By Debbie James

Genomic testing replacement heifers has a cost benefit of £19.39 a heifer according to a three-year study involving nine Welsh dairy farms.

The project compared the difference between estimated breeding values based on parent averages – a composite of a heifer’s family pedigree – and genomic predicted transmitting ability (PTA) which provides information early on in a heifer’s life to allow breeding decisions to be made before rearing costs are incurred.

Genomic testing is now 60-70 per cent reliable for predicting future performance compared to just 35 per cent for parent averages but it adds an extra £25-£30 to rearing costs.

The European Innovation Partnership (EIP) study, which involved 432 Holstein Friesian heifers, weighed up this cost against the benefits and calculated a £19.39/heifer cost benefit – the total economic benefit was £46.89/heifer and the testing cost £27.50/heifer.

However, Victoria Hicks, of Kite Consulting, who analysed the results, says the cost-benefit figure does not include any additive and compound interest that investing in herd genetics creates.

“Any improvements in this crop of herd replacements will pass onto future generations,’’ she says.

Of the 432 animals tested, the project achieved a final dataset of 291 with genomic and traditional PTA results and complete 305-day lactation information.

Some animals didn’t fully reach the 305 days, had missing fertility information or their traditional PTA could not be recalculated because their sire didn’t have an official UK proof available.

A reduction of £44 in average £PLI (profitable lifetime index) from traditional to genomic proofs was significant, says Ms Hicks.

“The change in animal ranking is also important as your best or worst heifers might not actually be your best or worst heifers once you have sight of their genomic information.”

The most striking result was in the somatic cell count measure – the bottom 25 per cent of heifers ranked by genomic SCC index had the highest average number of high SCC occurrences and the highest cumulative SCC.

In contrast, for animals ranked by their traditional SCC index, the poorest SCC performance occurred in the top 25 per cent for both high SCC occurrences and cumulative SCC.

Fertility performance showed a difference of 18 days to conception between the top and bottom 25 per cent based on genomic fertility index but just four days when the traditional fertility index was applied.

This average difference worked out at 5.25 days – at £5/day for the extended lactation this added up to £26.25.

The benefit of genomic testing lies in the increased progression of genetic gain.

In the study, a theoretical selection point of £150 PLI was used to decide whether heifers would be bred to a beef or dairy sire. It showed the potential for breeding mistakes to occur when only traditional PTA values are used since 22.9 per cent of heifers were misidentified as being either above or below £150 PLI.

This resulted in lost £PLI potential of £6,914 for the next generation.

Argoed Hall Farm, Mold, was one of the farms involved in the study.

The farm supplies milk to Arla on a constituents-based contract – the herd is averaging 4.4 per cent butterfat and 3.5 per cent protein.

Its culling decisions had been based on fertility, lameness and mastitis but the business now intends to use genomics to factor production into the decision-making on which animals to keep in the herd and which to let go.
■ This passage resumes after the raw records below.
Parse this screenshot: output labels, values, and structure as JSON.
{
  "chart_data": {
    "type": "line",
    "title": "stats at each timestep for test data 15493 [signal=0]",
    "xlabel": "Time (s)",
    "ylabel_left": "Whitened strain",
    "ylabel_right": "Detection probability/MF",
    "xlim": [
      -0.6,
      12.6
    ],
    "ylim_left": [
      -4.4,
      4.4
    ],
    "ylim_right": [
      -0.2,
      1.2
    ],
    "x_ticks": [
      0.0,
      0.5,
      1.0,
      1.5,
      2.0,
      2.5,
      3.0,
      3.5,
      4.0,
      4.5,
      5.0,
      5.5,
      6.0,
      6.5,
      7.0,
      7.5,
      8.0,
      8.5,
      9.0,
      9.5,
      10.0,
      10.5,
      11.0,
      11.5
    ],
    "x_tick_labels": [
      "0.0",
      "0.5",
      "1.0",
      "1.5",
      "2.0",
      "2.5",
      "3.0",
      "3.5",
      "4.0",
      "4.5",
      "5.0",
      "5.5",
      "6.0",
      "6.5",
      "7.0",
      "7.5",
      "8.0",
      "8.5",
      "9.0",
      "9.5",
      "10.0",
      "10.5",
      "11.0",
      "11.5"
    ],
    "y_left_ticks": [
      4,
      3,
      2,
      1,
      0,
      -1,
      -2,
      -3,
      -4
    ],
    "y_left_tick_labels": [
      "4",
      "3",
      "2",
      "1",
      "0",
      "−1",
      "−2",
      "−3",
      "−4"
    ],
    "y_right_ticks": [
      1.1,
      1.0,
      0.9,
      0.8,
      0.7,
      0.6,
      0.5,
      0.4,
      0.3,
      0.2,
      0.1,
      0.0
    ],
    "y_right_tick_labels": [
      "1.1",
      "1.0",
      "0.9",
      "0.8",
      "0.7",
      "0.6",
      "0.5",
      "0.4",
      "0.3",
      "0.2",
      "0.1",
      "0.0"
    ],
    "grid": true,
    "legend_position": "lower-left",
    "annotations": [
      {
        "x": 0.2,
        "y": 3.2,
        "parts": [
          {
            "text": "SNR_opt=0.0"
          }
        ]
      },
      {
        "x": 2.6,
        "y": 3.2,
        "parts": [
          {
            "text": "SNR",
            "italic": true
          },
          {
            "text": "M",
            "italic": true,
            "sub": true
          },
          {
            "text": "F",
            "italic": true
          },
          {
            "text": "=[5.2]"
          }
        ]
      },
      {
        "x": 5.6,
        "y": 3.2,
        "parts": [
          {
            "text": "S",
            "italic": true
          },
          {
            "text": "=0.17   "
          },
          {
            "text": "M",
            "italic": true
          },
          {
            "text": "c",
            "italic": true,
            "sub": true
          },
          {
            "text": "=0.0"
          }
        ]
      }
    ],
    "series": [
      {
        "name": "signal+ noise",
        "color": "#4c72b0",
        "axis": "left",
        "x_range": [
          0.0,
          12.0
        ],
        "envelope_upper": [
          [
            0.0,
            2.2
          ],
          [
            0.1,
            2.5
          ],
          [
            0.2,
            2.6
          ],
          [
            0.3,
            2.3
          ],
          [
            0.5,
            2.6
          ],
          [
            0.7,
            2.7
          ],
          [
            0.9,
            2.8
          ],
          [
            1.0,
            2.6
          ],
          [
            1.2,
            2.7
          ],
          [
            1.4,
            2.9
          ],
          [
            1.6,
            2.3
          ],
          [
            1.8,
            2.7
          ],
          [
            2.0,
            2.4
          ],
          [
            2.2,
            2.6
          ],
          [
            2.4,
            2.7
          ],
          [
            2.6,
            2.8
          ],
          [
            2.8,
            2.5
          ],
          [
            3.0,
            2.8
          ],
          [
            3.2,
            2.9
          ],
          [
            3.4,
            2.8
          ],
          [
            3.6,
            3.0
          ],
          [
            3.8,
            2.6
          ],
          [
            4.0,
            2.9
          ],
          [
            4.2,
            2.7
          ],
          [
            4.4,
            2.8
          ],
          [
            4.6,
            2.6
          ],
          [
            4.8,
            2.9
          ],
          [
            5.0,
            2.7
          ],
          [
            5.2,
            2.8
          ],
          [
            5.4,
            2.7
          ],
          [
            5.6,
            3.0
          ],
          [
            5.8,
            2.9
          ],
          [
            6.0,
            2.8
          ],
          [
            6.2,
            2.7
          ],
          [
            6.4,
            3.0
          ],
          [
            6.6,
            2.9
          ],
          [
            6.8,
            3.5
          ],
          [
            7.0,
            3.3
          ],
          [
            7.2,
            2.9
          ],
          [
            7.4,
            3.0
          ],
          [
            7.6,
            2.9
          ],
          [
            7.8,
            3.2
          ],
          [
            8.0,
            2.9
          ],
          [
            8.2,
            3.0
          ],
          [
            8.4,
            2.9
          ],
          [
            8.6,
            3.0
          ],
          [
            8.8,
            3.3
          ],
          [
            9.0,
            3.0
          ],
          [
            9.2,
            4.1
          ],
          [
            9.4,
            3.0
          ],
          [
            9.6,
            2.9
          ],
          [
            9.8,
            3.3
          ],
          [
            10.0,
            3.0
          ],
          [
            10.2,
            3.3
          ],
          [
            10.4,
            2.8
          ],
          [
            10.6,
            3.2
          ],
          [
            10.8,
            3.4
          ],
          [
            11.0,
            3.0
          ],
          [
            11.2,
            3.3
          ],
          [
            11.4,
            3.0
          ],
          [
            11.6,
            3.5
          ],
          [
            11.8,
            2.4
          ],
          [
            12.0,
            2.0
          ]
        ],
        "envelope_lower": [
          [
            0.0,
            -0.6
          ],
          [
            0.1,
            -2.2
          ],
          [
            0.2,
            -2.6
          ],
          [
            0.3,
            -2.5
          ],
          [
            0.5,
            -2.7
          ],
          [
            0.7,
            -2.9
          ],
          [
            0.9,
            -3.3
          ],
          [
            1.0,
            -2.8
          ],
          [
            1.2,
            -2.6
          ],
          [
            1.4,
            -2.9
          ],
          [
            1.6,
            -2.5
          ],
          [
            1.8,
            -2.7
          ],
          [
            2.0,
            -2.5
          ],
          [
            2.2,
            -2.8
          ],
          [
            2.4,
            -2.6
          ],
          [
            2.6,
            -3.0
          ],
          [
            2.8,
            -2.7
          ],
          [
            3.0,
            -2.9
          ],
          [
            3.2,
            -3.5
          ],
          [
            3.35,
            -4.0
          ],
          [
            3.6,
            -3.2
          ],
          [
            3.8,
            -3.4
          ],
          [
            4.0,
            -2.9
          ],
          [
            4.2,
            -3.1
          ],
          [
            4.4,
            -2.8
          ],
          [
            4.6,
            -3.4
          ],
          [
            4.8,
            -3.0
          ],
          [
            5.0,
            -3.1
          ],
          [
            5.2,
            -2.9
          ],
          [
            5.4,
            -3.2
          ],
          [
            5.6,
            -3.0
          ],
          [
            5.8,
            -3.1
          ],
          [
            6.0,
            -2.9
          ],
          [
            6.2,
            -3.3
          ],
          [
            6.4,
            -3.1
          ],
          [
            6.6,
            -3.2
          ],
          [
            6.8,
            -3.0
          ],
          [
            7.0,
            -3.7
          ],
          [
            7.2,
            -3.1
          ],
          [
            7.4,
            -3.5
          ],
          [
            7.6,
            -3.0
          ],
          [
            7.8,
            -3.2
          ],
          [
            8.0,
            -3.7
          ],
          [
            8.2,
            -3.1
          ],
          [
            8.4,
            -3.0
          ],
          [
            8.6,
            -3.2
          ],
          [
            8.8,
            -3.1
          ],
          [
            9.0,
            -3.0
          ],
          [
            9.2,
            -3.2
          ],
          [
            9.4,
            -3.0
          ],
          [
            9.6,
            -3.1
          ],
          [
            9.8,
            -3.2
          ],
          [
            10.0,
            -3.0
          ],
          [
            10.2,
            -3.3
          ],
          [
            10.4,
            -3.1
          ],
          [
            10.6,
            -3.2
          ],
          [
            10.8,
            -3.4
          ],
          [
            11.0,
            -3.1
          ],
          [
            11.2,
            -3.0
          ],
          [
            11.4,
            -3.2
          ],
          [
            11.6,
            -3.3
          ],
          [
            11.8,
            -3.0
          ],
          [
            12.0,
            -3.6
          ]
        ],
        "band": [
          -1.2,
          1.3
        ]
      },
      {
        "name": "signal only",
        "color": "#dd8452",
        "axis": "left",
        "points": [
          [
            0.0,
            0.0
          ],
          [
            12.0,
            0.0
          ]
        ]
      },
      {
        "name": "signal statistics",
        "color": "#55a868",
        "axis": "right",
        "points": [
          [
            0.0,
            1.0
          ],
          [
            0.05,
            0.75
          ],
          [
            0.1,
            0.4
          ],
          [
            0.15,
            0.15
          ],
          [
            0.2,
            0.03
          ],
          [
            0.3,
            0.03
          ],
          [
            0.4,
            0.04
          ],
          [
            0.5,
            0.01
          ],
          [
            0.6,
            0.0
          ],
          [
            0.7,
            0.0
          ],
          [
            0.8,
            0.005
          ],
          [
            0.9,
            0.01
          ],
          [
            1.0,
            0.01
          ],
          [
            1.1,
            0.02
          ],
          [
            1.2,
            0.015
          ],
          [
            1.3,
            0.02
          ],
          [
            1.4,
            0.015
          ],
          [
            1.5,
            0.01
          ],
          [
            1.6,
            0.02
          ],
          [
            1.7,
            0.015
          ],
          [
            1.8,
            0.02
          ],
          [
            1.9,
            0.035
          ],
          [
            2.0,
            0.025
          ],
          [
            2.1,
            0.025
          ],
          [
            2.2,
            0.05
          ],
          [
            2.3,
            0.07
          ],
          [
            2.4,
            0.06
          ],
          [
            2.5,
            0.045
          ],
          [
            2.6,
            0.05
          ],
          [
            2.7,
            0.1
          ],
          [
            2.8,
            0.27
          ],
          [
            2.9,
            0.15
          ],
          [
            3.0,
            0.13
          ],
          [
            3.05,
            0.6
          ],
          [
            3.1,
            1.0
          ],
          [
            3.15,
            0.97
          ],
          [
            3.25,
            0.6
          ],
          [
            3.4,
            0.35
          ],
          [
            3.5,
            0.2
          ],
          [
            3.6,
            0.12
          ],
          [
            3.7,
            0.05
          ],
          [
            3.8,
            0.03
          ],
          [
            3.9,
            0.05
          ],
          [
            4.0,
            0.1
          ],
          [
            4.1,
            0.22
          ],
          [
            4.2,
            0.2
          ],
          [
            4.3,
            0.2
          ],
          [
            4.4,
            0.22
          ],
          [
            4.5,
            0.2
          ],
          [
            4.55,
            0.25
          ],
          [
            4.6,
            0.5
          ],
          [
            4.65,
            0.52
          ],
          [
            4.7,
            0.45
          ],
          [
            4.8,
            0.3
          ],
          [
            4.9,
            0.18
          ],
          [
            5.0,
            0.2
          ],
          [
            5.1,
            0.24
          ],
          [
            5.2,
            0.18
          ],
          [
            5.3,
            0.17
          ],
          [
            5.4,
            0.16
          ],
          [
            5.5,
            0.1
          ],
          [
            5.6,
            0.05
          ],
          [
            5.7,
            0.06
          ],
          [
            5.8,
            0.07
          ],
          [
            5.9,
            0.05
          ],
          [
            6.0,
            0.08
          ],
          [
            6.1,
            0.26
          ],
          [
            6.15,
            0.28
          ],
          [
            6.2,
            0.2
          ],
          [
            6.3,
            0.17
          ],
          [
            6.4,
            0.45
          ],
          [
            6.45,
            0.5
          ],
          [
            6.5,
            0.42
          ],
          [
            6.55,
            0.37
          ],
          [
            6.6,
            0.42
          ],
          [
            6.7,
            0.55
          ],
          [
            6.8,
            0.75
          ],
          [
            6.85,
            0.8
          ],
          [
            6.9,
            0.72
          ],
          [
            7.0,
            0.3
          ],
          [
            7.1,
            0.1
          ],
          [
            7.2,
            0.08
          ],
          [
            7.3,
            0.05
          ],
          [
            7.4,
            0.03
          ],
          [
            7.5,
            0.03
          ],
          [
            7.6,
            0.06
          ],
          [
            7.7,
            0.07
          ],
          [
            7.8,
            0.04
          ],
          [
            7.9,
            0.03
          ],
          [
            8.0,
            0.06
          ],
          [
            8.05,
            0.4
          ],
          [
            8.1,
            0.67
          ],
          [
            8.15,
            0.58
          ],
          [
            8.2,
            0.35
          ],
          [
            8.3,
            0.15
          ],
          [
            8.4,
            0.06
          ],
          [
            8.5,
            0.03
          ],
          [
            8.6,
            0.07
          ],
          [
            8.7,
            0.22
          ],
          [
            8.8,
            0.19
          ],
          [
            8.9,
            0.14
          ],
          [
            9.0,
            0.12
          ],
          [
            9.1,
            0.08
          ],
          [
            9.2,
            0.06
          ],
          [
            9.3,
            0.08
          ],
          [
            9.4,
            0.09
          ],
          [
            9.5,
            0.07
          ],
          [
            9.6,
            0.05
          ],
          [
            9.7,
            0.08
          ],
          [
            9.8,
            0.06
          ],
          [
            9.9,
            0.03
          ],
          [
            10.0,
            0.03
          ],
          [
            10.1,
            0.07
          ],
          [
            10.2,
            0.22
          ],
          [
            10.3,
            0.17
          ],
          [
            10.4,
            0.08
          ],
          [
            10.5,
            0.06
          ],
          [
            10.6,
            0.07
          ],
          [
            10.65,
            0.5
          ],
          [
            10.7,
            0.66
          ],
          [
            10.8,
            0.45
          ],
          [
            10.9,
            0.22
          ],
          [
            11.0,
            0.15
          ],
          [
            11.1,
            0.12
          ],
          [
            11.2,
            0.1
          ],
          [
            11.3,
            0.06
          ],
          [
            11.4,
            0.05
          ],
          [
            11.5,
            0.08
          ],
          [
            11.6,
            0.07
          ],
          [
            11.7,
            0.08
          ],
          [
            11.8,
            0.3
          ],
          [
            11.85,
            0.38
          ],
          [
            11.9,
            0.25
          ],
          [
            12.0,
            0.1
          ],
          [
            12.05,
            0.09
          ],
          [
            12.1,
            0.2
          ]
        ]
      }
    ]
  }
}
Genomic tests on the 400-cow all-year-round calving herd showed a big variation between animals, says Tom Bletcher, who farms with his father, Roger.

This data will inform their decision making going forward.

Tom admits he was initially sceptical about genomics but the results of the study had given him the confidence to use genomics going forward.

“As there is more and more focus around sustainability and lowering our carbon footprints we are going to need to be as efficient as possible and to look at ways to drive those efficiencies.’’

He plans to continue with his own testing now that the study has ended.